Should I Use 'Has_Key()' or 'In' on Python Dicts

Should I use 'has_key()' or 'in' on Python dicts?

in is definitely more pythonic.

In fact has_key() was removed in Python 3.x.

How to replace has_key in python3?

While the piecemeal solutions in the other answers will work, that approach is flawed simply because it's too easy to make a small mistake, miss a place that needs fixing, etc. The better solution is to just use the 2to3 converter. You could fix all of your files in one fell swoop with:

$ 2to3 -f has_key -w auto-selfcontrol.py

That only runs the has_key fixer which converts from dict.has_key(key) to key in dict. Sure you could make the fix yourself, but this is a case where simple programmatic fixers work just fine.

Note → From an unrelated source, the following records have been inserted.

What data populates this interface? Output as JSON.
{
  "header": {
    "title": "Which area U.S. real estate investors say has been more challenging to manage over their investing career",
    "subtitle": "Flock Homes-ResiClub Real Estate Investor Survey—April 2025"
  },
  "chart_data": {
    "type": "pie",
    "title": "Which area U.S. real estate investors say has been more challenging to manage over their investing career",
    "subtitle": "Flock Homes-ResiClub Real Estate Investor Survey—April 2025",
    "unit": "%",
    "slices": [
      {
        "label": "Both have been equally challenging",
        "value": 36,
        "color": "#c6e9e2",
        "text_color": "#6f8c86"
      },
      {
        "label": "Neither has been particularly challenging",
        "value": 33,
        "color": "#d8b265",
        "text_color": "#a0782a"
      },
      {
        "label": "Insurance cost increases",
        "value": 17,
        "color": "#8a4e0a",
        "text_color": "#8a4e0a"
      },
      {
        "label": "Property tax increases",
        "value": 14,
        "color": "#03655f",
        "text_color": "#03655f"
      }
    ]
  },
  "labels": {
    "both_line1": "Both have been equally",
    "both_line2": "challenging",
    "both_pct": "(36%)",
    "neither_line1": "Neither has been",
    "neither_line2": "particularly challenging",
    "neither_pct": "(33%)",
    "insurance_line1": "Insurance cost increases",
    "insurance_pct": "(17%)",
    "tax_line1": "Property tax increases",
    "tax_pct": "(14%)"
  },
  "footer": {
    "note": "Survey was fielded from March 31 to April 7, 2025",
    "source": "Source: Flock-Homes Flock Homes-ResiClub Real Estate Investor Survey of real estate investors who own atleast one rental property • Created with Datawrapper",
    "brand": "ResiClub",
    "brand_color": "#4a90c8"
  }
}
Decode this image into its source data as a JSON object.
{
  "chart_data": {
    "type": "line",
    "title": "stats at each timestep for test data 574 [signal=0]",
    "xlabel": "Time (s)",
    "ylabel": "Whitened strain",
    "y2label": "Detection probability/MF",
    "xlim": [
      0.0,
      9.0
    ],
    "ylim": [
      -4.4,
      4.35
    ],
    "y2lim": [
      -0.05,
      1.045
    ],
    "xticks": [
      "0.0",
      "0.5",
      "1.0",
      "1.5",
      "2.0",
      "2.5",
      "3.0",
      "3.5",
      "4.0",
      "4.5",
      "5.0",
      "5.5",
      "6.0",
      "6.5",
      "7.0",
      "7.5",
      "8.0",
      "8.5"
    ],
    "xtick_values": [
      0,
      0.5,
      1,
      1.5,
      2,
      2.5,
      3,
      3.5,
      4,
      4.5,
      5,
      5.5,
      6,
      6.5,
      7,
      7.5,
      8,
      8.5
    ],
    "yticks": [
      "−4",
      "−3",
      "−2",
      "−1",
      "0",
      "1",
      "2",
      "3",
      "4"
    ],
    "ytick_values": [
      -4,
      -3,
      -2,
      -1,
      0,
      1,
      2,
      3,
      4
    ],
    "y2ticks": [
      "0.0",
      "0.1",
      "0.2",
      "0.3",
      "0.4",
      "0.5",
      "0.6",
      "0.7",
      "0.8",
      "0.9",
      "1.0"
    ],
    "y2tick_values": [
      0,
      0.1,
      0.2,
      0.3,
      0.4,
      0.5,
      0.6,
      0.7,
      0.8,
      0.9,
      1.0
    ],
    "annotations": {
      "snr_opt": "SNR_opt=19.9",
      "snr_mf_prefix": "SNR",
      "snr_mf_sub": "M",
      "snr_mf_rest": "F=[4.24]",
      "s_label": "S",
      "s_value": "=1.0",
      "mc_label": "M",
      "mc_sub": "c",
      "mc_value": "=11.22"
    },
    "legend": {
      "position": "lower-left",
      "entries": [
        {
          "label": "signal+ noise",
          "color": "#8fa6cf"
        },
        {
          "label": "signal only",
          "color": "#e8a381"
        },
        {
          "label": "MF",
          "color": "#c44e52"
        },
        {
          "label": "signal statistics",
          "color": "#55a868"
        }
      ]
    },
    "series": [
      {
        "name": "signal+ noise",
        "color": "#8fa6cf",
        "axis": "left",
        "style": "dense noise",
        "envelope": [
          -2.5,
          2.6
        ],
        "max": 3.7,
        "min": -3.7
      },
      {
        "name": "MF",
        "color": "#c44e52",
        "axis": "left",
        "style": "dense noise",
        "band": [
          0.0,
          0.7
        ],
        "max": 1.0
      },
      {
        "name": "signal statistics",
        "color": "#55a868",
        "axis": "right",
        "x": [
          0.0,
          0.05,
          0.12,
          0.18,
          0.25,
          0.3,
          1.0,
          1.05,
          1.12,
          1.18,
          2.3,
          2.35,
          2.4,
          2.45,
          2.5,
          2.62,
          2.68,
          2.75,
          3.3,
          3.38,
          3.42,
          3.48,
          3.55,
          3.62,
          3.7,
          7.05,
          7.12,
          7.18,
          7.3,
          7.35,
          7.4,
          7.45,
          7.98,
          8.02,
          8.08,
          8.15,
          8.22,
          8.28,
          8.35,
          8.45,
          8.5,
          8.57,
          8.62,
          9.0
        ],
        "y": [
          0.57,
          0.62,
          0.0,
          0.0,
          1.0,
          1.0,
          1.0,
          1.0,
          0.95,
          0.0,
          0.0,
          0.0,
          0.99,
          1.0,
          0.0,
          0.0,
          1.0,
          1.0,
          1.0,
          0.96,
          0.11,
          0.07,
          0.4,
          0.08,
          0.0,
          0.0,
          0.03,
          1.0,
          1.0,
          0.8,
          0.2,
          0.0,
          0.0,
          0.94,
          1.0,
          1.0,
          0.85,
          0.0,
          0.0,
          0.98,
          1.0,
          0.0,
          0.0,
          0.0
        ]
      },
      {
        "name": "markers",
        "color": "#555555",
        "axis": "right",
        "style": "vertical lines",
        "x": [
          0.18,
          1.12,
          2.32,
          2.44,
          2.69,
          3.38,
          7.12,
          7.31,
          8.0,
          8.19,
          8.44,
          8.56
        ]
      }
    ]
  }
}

You might just want to run it without -f has_key so it applies all the fixers at once, in case there are any other breaking changes that apply between Py2 and Py3.

2to3 handles just about everything automatically, with the exception of Py2 str type changes (where it's a code logic decision on whether a given str literal should be bytes or str in Py3) and integer division (where / might need to change to //, based on whether the computation is logically floating point division or floor division). But for has_key, it's pretty reliable.

Python dictionary has_key

It sounds like you have a bunch of conflating errors here.

First of all, a stack trace would show where the SyntaxError is, but you haven't included one in your posted code.

Second of all, you appear to want all the key-value pairs in x2 where the value appears in x1, not where the key appears in x1. That's harder, since x1 is not indexed by its values (obviously).

You could create such a set first:

x1_values = set(v for _, v in x1.items())

then use that as your selector

result = dict([(k, v) for k, v in x2.items() if v in x1_values])

Alternatively you could iterate over x1 and return the key-value pair in x2 if it exists.

result = dict([(v, x2[v]) for _, v in x1.items() if v in x2)

Note that in all my code snippets, I write key in dictionary rather than dictionary.has_key(key). The dict.has_key method is not supported in Python3, and speaking of which....


...it appears that you're writing code for a very old version of Python. Python2 is no longer supported, and you should update to the now decade-old Python3 ASAP. This code there looks like:

x1_values = {v for _, v in x1.items()}
result = {k: v for k, v in x2.items() if v in x1_values}

(surprisingly) python dict has_key faster than in

It's f in FDICT, not f in FDICT.keys(). Using keys builds a list of all the keys and goes through it one by one, whereas using f in FDICT uses an efficient hash-based lookup.

What is the time complexity of python dict has_key() method

Short answer: worst case it is O(n). But the average case time complexity is O(1). The worst case is however very rare.

When you do a lookup, the key is first double hashed (once by the type of the key and once by the dictionary). Based on that result, we know in which bucket we have to search, and we start searching.

It is however possible that hash collissions occur: in that case multiple keys are in the same bucket, so we have to search among multiple keys. Worst case all the keys are in the same bucket, and thus we fallback on linear search.

Hash collisions (with a large amount of keys) are however very rare. Usually it is safe to assume that - regardless of the size of the dictionary - the number of keys in the same bucket will be fixed.

The fact that it is O(n) had some interesting consequences on security. Say you have a server that stores and retrieves data in a dictionary. Then of course the response time will scale with such a lookup. Now a hacker can design input in such a way that all keys are placed in the same bucket(s). As a result lookup will slow down, and eventually the server will not respond in a reasonable time anymore. That's why Python has a flag -R for hash randomization. This will change the hash function for every run and therefore make it harder for a hacker to design such input.

No has_key() method for Python 3 dictionaries

Python 3 has dictionary key views instead, a much more powerful concept. Your code can be written as

some_dict.keys() & another_dict.keys()

in Python 3.x. This returns the common keys of the two dictionaries as a set.

This is also available in Python 2.7, using the method dict.viewkeys().

As a closer match of the original code, you could also use a list comprehension:

[key for key in some_dict if key in another_dict]

An even closer match of original code would be to use dict.__contains__(), which is the magic method corresponding to the in operator:

filter(another_dict.__contains__, some_dict.keys())

But please, don't use this code. I recommend going with the first version, which is the only one highlighting the symmetry between some_dict and another_dict.